De la lingerie adaptée aux femmes malades

Quand Cécile Pasquinelli est tombée malade, en 2010, elle a dû subir une mastectomie, qui est une excision ou une ablation du sein. "Il fallait refaire ma garde-robe", car une prothèse, avec une "forme assez large, triangulaire", "ça dépasse d'un soutien-gorge classique". Il lui faut donc des pièces spéciales, qui "ne se trouvent pas dans le commerce, mais dans des réseaux médicaux", regrette-t-elle. D'où son idée de fonder Garance, la première marque de lingerie pour femmes qui ont eu le cancer du sein, en 2012. 
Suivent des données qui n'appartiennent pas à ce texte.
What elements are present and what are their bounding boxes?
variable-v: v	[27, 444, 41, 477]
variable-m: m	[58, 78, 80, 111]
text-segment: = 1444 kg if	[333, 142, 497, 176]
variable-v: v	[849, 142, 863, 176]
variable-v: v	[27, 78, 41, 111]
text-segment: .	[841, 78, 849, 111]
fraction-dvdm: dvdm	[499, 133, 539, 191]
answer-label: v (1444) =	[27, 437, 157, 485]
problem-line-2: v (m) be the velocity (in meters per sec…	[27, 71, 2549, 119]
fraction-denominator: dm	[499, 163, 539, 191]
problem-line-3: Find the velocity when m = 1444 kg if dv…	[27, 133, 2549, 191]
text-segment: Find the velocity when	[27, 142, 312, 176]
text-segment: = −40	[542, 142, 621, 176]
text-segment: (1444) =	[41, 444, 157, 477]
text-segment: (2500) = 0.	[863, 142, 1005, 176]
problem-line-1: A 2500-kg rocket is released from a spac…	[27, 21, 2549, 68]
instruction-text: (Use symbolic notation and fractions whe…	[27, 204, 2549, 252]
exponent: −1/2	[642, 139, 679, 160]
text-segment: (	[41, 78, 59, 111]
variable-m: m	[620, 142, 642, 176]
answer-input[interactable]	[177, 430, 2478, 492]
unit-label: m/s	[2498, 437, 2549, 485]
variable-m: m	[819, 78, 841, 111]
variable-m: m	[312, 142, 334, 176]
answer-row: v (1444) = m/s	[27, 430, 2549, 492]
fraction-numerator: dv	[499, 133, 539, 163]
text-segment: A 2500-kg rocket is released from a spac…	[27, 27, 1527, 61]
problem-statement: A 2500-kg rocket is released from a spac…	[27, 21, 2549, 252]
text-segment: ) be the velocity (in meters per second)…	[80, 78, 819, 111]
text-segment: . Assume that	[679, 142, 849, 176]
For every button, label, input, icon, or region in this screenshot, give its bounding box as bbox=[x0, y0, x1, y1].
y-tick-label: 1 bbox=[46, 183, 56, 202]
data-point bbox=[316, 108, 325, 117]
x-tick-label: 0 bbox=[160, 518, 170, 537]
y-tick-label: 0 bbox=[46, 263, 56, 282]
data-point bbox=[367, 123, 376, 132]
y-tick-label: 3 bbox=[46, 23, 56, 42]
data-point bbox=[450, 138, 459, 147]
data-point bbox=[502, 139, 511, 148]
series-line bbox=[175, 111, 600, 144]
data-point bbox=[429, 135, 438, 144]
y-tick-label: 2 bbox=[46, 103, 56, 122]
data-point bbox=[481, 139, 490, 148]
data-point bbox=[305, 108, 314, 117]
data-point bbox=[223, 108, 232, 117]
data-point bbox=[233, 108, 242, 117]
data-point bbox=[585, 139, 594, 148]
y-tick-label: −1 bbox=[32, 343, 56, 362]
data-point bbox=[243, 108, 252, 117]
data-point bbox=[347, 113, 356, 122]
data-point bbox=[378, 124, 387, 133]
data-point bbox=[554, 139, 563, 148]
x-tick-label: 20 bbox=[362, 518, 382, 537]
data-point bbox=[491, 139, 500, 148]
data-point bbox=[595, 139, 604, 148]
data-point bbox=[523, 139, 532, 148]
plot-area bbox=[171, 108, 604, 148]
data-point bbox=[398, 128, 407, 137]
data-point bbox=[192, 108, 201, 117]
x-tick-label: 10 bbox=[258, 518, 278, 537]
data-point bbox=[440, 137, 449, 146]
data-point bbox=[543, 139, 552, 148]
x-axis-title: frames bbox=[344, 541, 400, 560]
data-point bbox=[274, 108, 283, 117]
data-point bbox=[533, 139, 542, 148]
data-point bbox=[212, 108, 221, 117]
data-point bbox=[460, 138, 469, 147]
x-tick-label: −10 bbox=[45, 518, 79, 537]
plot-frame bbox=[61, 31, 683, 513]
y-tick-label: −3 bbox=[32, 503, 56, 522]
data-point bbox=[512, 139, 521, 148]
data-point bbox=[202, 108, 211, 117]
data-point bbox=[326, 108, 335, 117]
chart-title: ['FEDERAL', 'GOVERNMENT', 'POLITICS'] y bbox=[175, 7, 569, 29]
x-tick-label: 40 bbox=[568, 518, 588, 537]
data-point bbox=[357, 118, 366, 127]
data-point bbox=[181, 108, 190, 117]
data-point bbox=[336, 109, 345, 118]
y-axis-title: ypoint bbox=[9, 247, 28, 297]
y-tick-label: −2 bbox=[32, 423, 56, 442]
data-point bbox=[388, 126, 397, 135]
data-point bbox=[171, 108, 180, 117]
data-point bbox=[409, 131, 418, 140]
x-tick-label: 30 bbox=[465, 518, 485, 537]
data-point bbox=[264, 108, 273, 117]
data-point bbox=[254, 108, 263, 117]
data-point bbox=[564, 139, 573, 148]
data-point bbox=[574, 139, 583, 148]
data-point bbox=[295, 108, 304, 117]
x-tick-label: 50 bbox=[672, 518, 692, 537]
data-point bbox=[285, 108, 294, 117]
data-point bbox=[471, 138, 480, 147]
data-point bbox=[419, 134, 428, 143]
Concrètement, les soutiens-gorge pour les femmes malades doivent comporter, explique-t-elle, "une poche pour glisser la prothèse et une construction du modèle qui permette de maintenir d'un côté un sein collé à la peau et de l'autre un objet dissocié du corps", avec une inertie différente. "Il n'y a pas d'armatures ni de baleines, mais des matériaux doux", assure l'entrepreneure, qui voulait "démédicaliser cet achat". Prochaine étape : un shooting "lundi et mardi à Marseille avec deux femmes atteintes d'un cancer du sein". "En le faisant, elles aident aussi les autres", se réjouit Cécile Pasquinelli.

De l'accompagnement et des conseils précis

De son côté, Virginie Villard regrette : "On est bien accompagnées par le corps médical. En revanche, pour les soins de supports, pour le bien-être, il n'y a aucun accompagnement." Face à ce constat, et après être tombée malade en 2012, elle a décidé de postuler il y a deux ans pour l'Université des Patients, avec à la clé "un diplôme accessible au corps médical, aux malades, pour passer de l'expérience à l'expertise".

Devenue patiente-experte, elle "accompagne des personnes et reçoit des SMS", parfois très précis : "Ce soir, je reçois des amis, est-ce que je peux boire un verre d'alcool ?". "On a l'impression que c'est puérile de poser cette question au médecin, et pourtant c'est essentiel", explique notre témoin. Aujourd'hui bénévole, Virginie Villard va désormais être rémunérée en participant à des colloques pour témoigner de son expérience et délivrer, toujours, de précieux conseils aux malades.